The lowest MSE score at the end of our current run of test phases is 617.92. We found the loss to be a decent figure in comparison to the starting point of approximately 2,300 and initially over 4,000 in our first few run trials. To lower our losses, we have optimized our model through the Keras Optimization feature, trying a variety of additional layers as well as adding more and less neurons. We have also tweaked our optimization technique from “Adam” to “Adamax” and found our losses to have dropped by a considerable margin. After a few trial runs, and seeing our model output a loss of 617.92 at only 50 epochs, we decided to run our model into 250 epochs and saw a decrease in MSE. However, this did lower our R2 score as well. At the moment, we are analyzing an acceptable impact of our loss ratio versus our high R2 score.

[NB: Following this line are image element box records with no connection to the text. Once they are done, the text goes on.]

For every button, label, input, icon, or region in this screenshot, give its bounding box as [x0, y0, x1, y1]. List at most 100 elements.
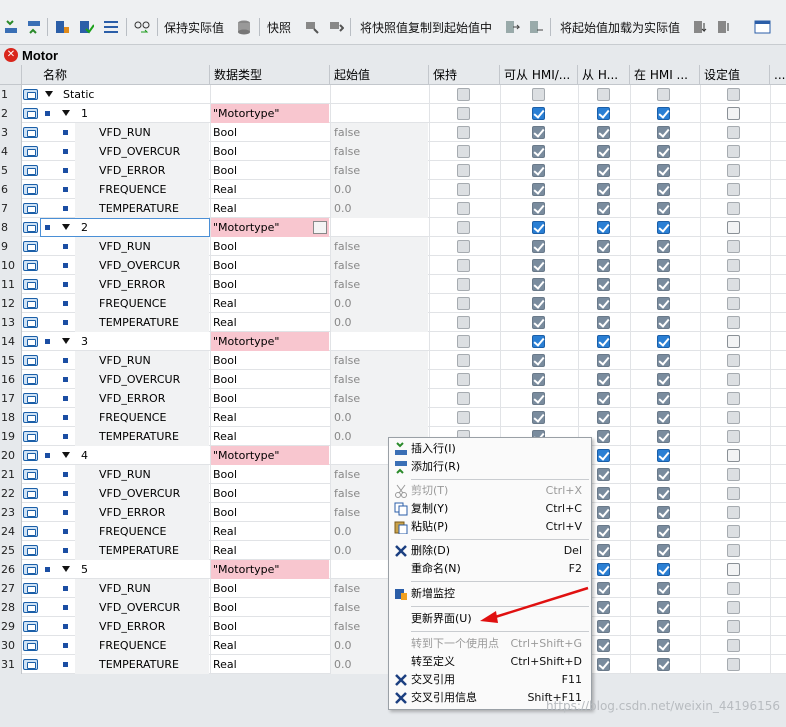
checkbox[interactable]: [597, 164, 610, 177]
checkbox[interactable]: [597, 620, 610, 633]
list-icon[interactable]: [103, 17, 119, 37]
row-number[interactable]: 21: [0, 465, 22, 484]
checkbox[interactable]: [457, 259, 470, 272]
member-name[interactable]: VFD_RUN: [99, 351, 151, 370]
menu-copy[interactable]: 复制(Y) Ctrl+C: [389, 500, 591, 518]
data-type-cell[interactable]: Real: [210, 180, 329, 199]
checkbox[interactable]: [657, 145, 670, 158]
checkbox[interactable]: [657, 259, 670, 272]
row-number[interactable]: 13: [0, 313, 22, 332]
data-type-cell[interactable]: Bool: [210, 617, 329, 636]
checkbox[interactable]: [597, 297, 610, 310]
checkbox[interactable]: [597, 430, 610, 443]
header-visible-hmi[interactable]: 在 HMI ...: [630, 65, 700, 85]
row-number[interactable]: 12: [0, 294, 22, 313]
table-row[interactable]: 14 3 "Motortype": [0, 332, 786, 351]
menu-cut[interactable]: 剪切(T) Ctrl+X: [389, 482, 591, 500]
checkbox[interactable]: [727, 601, 740, 614]
start-value-cell[interactable]: false: [330, 142, 428, 161]
checkbox[interactable]: [727, 202, 740, 215]
data-type-cell[interactable]: Bool: [210, 123, 329, 142]
checkbox[interactable]: [457, 316, 470, 329]
header-retain[interactable]: 保持: [429, 65, 500, 85]
checkbox[interactable]: [597, 506, 610, 519]
load-2-icon[interactable]: [716, 17, 732, 37]
member-name[interactable]: FREQUENCE: [99, 294, 166, 313]
row-number[interactable]: 1: [0, 85, 22, 104]
checkbox[interactable]: [532, 221, 545, 234]
checkbox[interactable]: [532, 373, 545, 386]
row-number[interactable]: 10: [0, 256, 22, 275]
row-number[interactable]: 23: [0, 503, 22, 522]
checkbox[interactable]: [532, 392, 545, 405]
row-number[interactable]: 25: [0, 541, 22, 560]
member-name[interactable]: FREQUENCE: [99, 408, 166, 427]
checkbox[interactable]: [597, 582, 610, 595]
row-number[interactable]: 18: [0, 408, 22, 427]
checkbox[interactable]: [597, 373, 610, 386]
checkbox[interactable]: [457, 126, 470, 139]
member-name[interactable]: TEMPERATURE: [99, 427, 179, 446]
data-type-cell[interactable]: Real: [210, 636, 329, 655]
struct-name[interactable]: 4: [81, 446, 88, 465]
checkbox[interactable]: [532, 316, 545, 329]
header-more[interactable]: ...: [770, 65, 786, 85]
checkbox[interactable]: [727, 620, 740, 633]
checkbox[interactable]: [657, 202, 670, 215]
checkbox[interactable]: [597, 202, 610, 215]
snapshot-button[interactable]: 快照: [267, 17, 291, 37]
start-value-cell[interactable]: 0.0: [330, 313, 428, 332]
add-row-icon[interactable]: [26, 17, 42, 37]
selected-name-cell[interactable]: [40, 218, 210, 237]
db-icon[interactable]: [236, 17, 252, 37]
checkbox[interactable]: [532, 126, 545, 139]
checkbox[interactable]: [727, 126, 740, 139]
checkbox[interactable]: [597, 221, 610, 234]
data-type-cell[interactable]: "Motortype": [210, 332, 329, 351]
data-type-cell[interactable]: "Motortype": [210, 104, 329, 123]
checkbox[interactable]: [727, 639, 740, 652]
checkbox[interactable]: [657, 506, 670, 519]
member-name[interactable]: VFD_ERROR: [99, 617, 165, 636]
start-value-cell[interactable]: false: [330, 237, 428, 256]
member-name[interactable]: TEMPERATURE: [99, 541, 179, 560]
checkbox[interactable]: [597, 335, 610, 348]
checkbox[interactable]: [657, 107, 670, 120]
checkbox[interactable]: [532, 259, 545, 272]
checkbox[interactable]: [727, 164, 740, 177]
checkbox[interactable]: [657, 221, 670, 234]
checkbox[interactable]: [532, 354, 545, 367]
member-name[interactable]: TEMPERATURE: [99, 313, 179, 332]
struct-name[interactable]: 5: [81, 560, 88, 579]
table-row[interactable]: 16 VFD_OVERCUR Bool false: [0, 370, 786, 389]
member-name[interactable]: VFD_RUN: [99, 123, 151, 142]
insert-row-icon[interactable]: [3, 17, 19, 37]
header-accessible-hmi[interactable]: 可从 HMI/...: [500, 65, 578, 85]
checkbox[interactable]: [657, 392, 670, 405]
checkbox[interactable]: [532, 240, 545, 253]
data-type-cell[interactable]: Real: [210, 313, 329, 332]
start-value-cell[interactable]: false: [330, 370, 428, 389]
checkbox[interactable]: [597, 126, 610, 139]
row-number[interactable]: 9: [0, 237, 22, 256]
member-name[interactable]: TEMPERATURE: [99, 655, 179, 674]
data-type-cell[interactable]: Bool: [210, 598, 329, 617]
data-type-cell[interactable]: "Motortype": [210, 218, 329, 237]
row-number[interactable]: 8: [0, 218, 22, 237]
row-number[interactable]: 15: [0, 351, 22, 370]
checkbox[interactable]: [657, 354, 670, 367]
member-name[interactable]: TEMPERATURE: [99, 199, 179, 218]
data-type-cell[interactable]: Bool: [210, 484, 329, 503]
row-number[interactable]: 26: [0, 560, 22, 579]
checkbox[interactable]: [457, 202, 470, 215]
table-row[interactable]: 10 VFD_OVERCUR Bool false: [0, 256, 786, 275]
data-type-cell[interactable]: Bool: [210, 579, 329, 598]
member-name[interactable]: VFD_ERROR: [99, 503, 165, 522]
start-value-cell[interactable]: false: [330, 389, 428, 408]
table-row[interactable]: 9 VFD_RUN Bool false: [0, 237, 786, 256]
checkbox[interactable]: [457, 145, 470, 158]
row-number[interactable]: 27: [0, 579, 22, 598]
row-number[interactable]: 2: [0, 104, 22, 123]
row-number[interactable]: 30: [0, 636, 22, 655]
checkbox[interactable]: [657, 563, 670, 576]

Database interfaces with the project in some format (e.g., scraping updates the database, or database connects to the model)
- Tableau
- JavaScript/CSS
- SQL
- Buttons click through to detail data
- Charts allow filtering
- This is our landing page on the web. Our main dashboard shows the data analyis.
- First, our machine learning dashboard shows key features modeled against the target feature. This graph illustrates the relationships between key features and the target, Voltage Output. We used this modeling to guide our testing of the machine learning models.
- Second, our MLM's predictions are modeled against the actual values in the bar and line chart. The orange line represents the predictions and the blue bars are the actual values.
- Filtering is available on multiple features. In addition, we set up the first line chart as a filter for the other charts and graphs. This way you can focus in on a particular month or point of data.